この事実、特に黒妃様にとっては許しがたいことこの上ない案件だろう。一度しかお会いしたことはないけれど、夜昊やこう様へのあのご執心ぶりを鑑みるに、本来であればもう毎夜刺客が送り込まれてきても過言ではないのではないか、とすら思われる。

けれどそんな気配は今のところまったくなくて、私はのびのびと……とまではいかないまでも、快適にバリバリ創牌師そうはいしとして神牌しんはいと向き合っている日々だ。これはもしかしてもしかしなくても、黒妃様をはじめとしたお妃様方は、私のことを捨て置くことに決めたのでは……? なんて思えてくる。

だが、しかし、そんな希望的観測を口にした私を前にして、陛下はそのまばゆい金色の瞳を、いかにも呆れたとばかりにすぅっとすがめた。
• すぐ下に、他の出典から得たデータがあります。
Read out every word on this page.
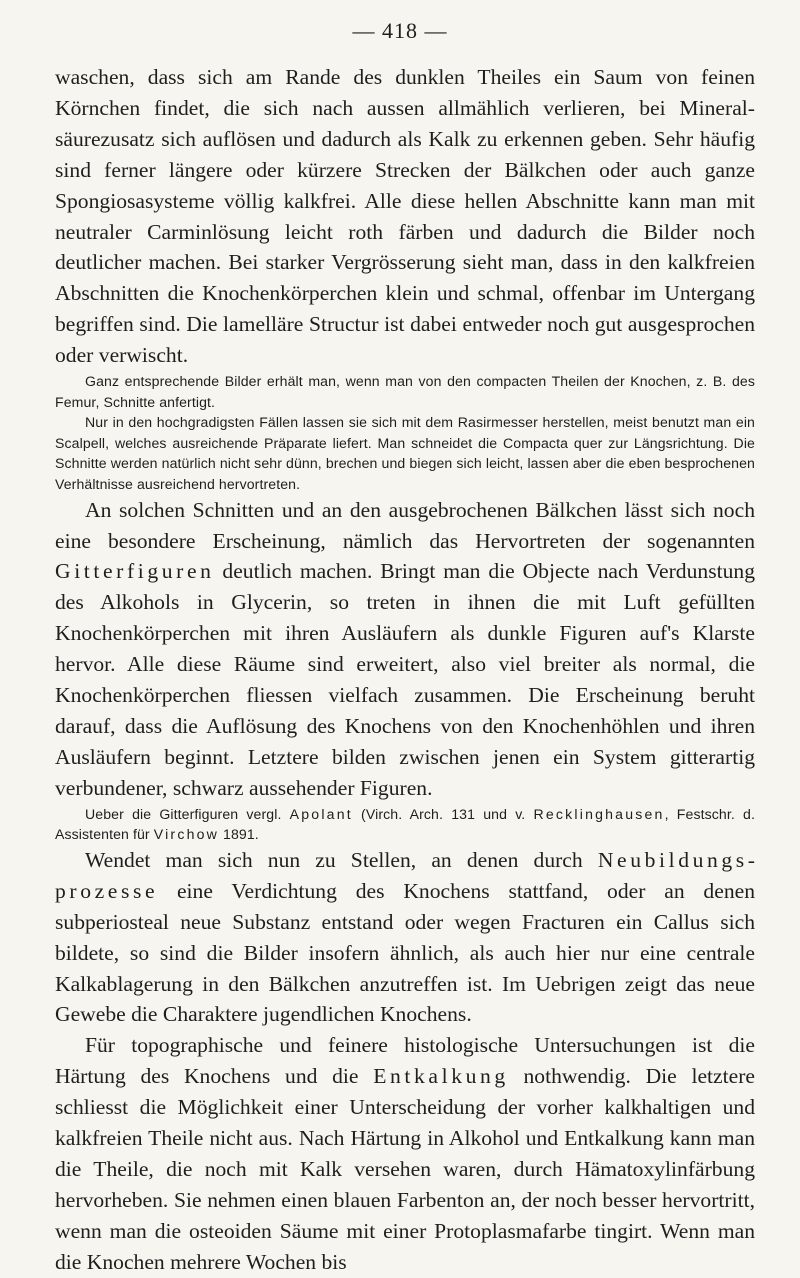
— 418 —

waschen, dass sich am Rande des dunklen Theiles ein Saum von feinen Körnchen findet, die sich nach aussen allmählich verlieren, bei Mineralsäurezusatz sich auflösen und dadurch als Kalk zu erkennen geben. Sehr häufig sind ferner längere oder kürzere Strecken der Bälkchen oder auch ganze Spongiosasysteme völlig kalkfrei. Alle diese hellen Abschnitte kann man mit neutraler Carminlösung leicht roth färben und dadurch die Bilder noch deutlicher machen. Bei starker Vergrösserung sieht man, dass in den kalkfreien Abschnitten die Knochenkörperchen klein und schmal, offenbar im Untergang begriffen sind. Die lamelläre Structur ist dabei entweder noch gut ausgesprochen oder verwischt.

Ganz entsprechende Bilder erhält man, wenn man von den compacten Theilen der Knochen, z. B. des Femur, Schnitte anfertigt.

Nur in den hochgradigsten Fällen lassen sie sich mit dem Rasirmesser herstellen, meist benutzt man ein Scalpell, welches ausreichende Präparate liefert. Man schneidet die Compacta quer zur Längsrichtung. Die Schnitte werden natürlich nicht sehr dünn, brechen und biegen sich leicht, lassen aber die eben besprochenen Verhältnisse ausreichend hervortreten.

An solchen Schnitten und an den ausgebrochenen Bälkchen lässt sich noch eine besondere Erscheinung, nämlich das Hervortreten der sogenannten Gitterfiguren deutlich machen. Bringt man die Objecte nach Verdunstung des Alkohols in Glycerin, so treten in ihnen die mit Luft gefüllten Knochenkörperchen mit ihren Ausläufern als dunkle Figuren auf's Klarste hervor. Alle diese Räume sind erweitert, also viel breiter als normal, die Knochenkörperchen fliessen vielfach zusammen. Die Erscheinung beruht darauf, dass die Auflösung des Knochens von den Knochenhöhlen und ihren Ausläufern beginnt. Letztere bilden zwischen jenen ein System gitterartig verbundener, schwarz aussehender Figuren.

Ueber die Gitterfiguren vergl. Apolant (Virch. Arch. 131 und v. Recklinghausen, Festschr. d. Assistenten für Virchow 1891.

Wendet man sich nun zu Stellen, an denen durch Neubildungsprozesse eine Verdichtung des Knochens stattfand, oder an denen subperiosteal neue Substanz entstand oder wegen Fracturen ein Callus sich bildete, so sind die Bilder insofern ähnlich, als auch hier nur eine centrale Kalkablagerung in den Bälkchen anzutreffen ist. Im Uebrigen zeigt das neue Gewebe die Charaktere jugendlichen Knochens.

Für topographische und feinere histologische Untersuchungen ist die Härtung des Knochens und die Entkalkung nothwendig. Die letztere schliesst die Möglichkeit einer Unterscheidung der vorher kalkhaltigen und kalkfreien Theile nicht aus. Nach Härtung in Alkohol und Entkalkung kann man die Theile, die noch mit Kalk versehen waren, durch Hämatoxylinfärbung hervorheben. Sie nehmen einen blauen Farbenton an, der noch besser hervortritt, wenn man die osteoiden Säume mit einer Protoplasmafarbe tingirt. Wenn man die Knochen mehrere Wochen bis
「……宝珠ほうじゅは、本当に諦めが悪いし、ついでに危機感が薄いね」

「え」

「薄いっていうか、皆無なのかな。本当にそれでよく下町で無事に創牌師そうはいしとして生きてこられたものだ。いっそ感心に値する」


あまりにもしみじみと呟かれてしまったものだから、反論の糸口を完全に見失ってしまった。そこまで言わなくても、と、間近にある彼の美貌を見つめていると、夜昊やこう様は音もなく、私の隣で横たわらせていた上半身を起こした。艶めく金の髪がさらりと流れ、思わずその様に見惚れると、彼は笑みを深めた。え、と思う間もなく、そのまま夜昊やこう様が、私にのしかかるようにその両腕を私の顔の左右に落とす。

え、え、えええええ? いくら添い寝に慣れたとはいえ、流石に、そう、ここまでは流石に慣れているはずがなくて、一気に顔が赤くなる。そんな私を見下ろして、夜昊やこう様はふふと笑った。